The price action is muted but constructive: 0.00393 TAO with positive net flows over 24 hours, 7 days, and 30 days, on a market cap of roughly 15,110 TAO and pool depth of 6,703 TAO. Root prop sits at 0.20, meaning roughly 80% of the pool comes from organic demand rather than protocol subsidy.
- Execution. The Phase 2 hashprice target and Lightning Network scoring track, the parts of the pitch that turn this from "novel pool payout" into "Bitcoin payment rail for AI agents," are not implemented yet. Investors are buying the roadmap.
- Concentration. Ownership and stake distribution skew tight: top-10 share is 79.6%, Nakamoto coefficient is 2, and the Gini coefficient (top 100) sits at 0.85. Large positions can move the pool meaningfully in either direction.
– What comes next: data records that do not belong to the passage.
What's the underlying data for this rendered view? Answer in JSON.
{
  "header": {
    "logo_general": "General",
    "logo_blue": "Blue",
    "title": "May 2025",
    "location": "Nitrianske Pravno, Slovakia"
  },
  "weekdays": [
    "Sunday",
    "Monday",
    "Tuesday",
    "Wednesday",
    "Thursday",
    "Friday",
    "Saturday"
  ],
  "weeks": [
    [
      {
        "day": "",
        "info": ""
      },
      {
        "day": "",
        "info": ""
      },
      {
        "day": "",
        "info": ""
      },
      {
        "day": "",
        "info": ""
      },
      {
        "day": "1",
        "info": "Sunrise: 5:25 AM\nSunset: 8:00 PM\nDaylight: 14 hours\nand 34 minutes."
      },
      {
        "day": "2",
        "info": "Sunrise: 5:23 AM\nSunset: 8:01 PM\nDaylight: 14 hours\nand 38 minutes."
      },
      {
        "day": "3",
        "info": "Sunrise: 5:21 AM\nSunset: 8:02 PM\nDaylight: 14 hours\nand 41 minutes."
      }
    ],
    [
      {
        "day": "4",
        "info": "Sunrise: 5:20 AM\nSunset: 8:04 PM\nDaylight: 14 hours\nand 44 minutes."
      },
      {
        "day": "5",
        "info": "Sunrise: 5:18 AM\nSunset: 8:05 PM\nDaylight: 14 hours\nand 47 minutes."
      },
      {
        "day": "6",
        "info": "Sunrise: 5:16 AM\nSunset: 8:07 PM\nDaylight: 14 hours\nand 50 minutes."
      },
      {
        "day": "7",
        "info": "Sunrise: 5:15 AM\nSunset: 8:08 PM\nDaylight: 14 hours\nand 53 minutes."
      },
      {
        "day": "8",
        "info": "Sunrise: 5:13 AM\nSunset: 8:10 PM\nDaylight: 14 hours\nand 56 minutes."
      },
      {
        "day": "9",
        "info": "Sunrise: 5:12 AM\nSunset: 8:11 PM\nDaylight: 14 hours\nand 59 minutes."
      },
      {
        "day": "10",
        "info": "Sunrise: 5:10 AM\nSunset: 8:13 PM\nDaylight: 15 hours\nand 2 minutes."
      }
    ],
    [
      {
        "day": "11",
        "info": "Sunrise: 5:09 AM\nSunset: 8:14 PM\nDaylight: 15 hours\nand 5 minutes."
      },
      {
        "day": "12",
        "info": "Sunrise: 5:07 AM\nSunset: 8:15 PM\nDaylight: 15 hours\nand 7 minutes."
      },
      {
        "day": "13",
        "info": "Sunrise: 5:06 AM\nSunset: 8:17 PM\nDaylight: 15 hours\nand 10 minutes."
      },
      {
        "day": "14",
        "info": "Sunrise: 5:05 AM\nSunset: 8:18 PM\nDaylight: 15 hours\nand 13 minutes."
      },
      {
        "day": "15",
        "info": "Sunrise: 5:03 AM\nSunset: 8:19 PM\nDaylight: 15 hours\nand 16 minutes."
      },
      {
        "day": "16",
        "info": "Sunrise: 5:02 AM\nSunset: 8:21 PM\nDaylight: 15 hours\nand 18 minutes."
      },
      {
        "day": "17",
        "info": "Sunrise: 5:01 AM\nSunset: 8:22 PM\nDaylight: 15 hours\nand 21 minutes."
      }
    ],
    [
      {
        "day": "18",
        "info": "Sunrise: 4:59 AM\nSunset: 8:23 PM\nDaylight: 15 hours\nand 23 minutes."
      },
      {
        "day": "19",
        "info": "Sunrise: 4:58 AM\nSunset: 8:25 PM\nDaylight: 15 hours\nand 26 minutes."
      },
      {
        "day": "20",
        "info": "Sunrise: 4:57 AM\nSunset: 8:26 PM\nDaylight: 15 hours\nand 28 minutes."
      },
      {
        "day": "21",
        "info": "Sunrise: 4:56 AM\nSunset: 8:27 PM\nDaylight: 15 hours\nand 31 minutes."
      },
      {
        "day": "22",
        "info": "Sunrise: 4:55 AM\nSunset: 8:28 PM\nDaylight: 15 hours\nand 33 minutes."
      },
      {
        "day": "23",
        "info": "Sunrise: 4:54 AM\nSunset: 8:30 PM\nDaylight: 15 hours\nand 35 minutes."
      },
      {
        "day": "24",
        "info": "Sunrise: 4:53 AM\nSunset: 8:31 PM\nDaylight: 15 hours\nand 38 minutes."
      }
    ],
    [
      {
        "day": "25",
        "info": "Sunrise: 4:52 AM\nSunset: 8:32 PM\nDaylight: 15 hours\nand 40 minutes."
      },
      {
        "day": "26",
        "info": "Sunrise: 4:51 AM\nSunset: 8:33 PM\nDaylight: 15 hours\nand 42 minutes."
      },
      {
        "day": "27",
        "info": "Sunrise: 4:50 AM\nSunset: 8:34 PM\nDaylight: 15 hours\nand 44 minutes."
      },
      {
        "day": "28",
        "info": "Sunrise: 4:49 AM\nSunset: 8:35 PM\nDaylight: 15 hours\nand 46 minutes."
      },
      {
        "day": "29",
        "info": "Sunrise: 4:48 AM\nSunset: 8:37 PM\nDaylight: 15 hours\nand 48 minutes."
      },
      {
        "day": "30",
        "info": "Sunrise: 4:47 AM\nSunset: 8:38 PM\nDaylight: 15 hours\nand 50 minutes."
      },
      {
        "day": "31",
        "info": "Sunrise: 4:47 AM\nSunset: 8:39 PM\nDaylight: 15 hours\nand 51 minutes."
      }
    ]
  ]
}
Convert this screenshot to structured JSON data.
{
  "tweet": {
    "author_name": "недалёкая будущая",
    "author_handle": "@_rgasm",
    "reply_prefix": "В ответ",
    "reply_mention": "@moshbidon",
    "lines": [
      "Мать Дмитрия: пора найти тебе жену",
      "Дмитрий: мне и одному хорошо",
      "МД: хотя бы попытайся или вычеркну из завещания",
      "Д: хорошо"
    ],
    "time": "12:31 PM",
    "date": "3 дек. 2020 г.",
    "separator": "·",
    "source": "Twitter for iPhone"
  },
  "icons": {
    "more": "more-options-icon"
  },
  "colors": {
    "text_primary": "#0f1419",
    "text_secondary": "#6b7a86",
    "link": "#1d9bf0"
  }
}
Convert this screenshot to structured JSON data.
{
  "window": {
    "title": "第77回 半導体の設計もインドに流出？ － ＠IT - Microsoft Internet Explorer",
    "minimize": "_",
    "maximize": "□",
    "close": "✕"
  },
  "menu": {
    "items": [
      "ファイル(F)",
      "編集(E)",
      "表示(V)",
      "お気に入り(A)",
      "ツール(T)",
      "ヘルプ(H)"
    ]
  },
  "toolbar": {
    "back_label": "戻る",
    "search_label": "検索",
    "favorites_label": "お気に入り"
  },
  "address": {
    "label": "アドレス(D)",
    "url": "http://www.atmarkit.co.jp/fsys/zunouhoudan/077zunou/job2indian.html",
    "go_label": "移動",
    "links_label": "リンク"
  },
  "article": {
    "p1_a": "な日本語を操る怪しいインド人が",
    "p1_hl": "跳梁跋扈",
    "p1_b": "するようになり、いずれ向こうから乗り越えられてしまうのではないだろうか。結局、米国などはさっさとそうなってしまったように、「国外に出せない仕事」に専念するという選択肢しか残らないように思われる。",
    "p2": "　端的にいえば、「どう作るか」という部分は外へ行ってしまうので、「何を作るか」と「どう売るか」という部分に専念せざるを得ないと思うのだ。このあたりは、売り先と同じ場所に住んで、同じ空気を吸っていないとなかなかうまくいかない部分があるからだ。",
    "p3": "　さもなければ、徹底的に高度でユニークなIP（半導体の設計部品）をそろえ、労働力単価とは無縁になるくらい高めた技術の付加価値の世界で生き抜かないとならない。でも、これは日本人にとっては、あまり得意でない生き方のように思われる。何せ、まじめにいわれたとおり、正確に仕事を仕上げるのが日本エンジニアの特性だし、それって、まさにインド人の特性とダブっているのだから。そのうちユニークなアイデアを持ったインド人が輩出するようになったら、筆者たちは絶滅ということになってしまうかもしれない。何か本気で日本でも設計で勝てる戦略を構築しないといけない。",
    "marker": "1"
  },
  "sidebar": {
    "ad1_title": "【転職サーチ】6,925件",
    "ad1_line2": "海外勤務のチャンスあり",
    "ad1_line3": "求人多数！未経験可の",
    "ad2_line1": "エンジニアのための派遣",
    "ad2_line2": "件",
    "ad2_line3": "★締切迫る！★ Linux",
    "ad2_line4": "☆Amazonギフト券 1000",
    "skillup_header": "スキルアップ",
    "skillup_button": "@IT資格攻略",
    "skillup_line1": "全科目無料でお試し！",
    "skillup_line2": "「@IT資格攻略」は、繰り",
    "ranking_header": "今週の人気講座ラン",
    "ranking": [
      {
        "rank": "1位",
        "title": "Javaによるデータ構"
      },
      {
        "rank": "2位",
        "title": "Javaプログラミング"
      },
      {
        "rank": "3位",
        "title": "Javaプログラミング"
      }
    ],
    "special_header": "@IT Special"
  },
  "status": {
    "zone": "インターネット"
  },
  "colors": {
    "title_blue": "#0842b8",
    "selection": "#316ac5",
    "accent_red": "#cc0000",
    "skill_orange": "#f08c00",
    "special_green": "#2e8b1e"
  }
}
- Liquidity. 24-hour volume is around 994 TAO against a market cap near 15,110 TAO, and pool depth is 6,703 TAO. Larger trades will move price.
- Multi-Token. Economics are linked to Bitcoin hashprice and to Luxor's stratum infrastructure for both routing and delivery telemetry. Disruptions on the Bitcoin side or in the upstream pool feed flow back into validator behavior.
- Mechanism maturity. The validator stack is still iterating on telemetry sources and mechanism counts. Miners and operators should expect continued config changes during this phase.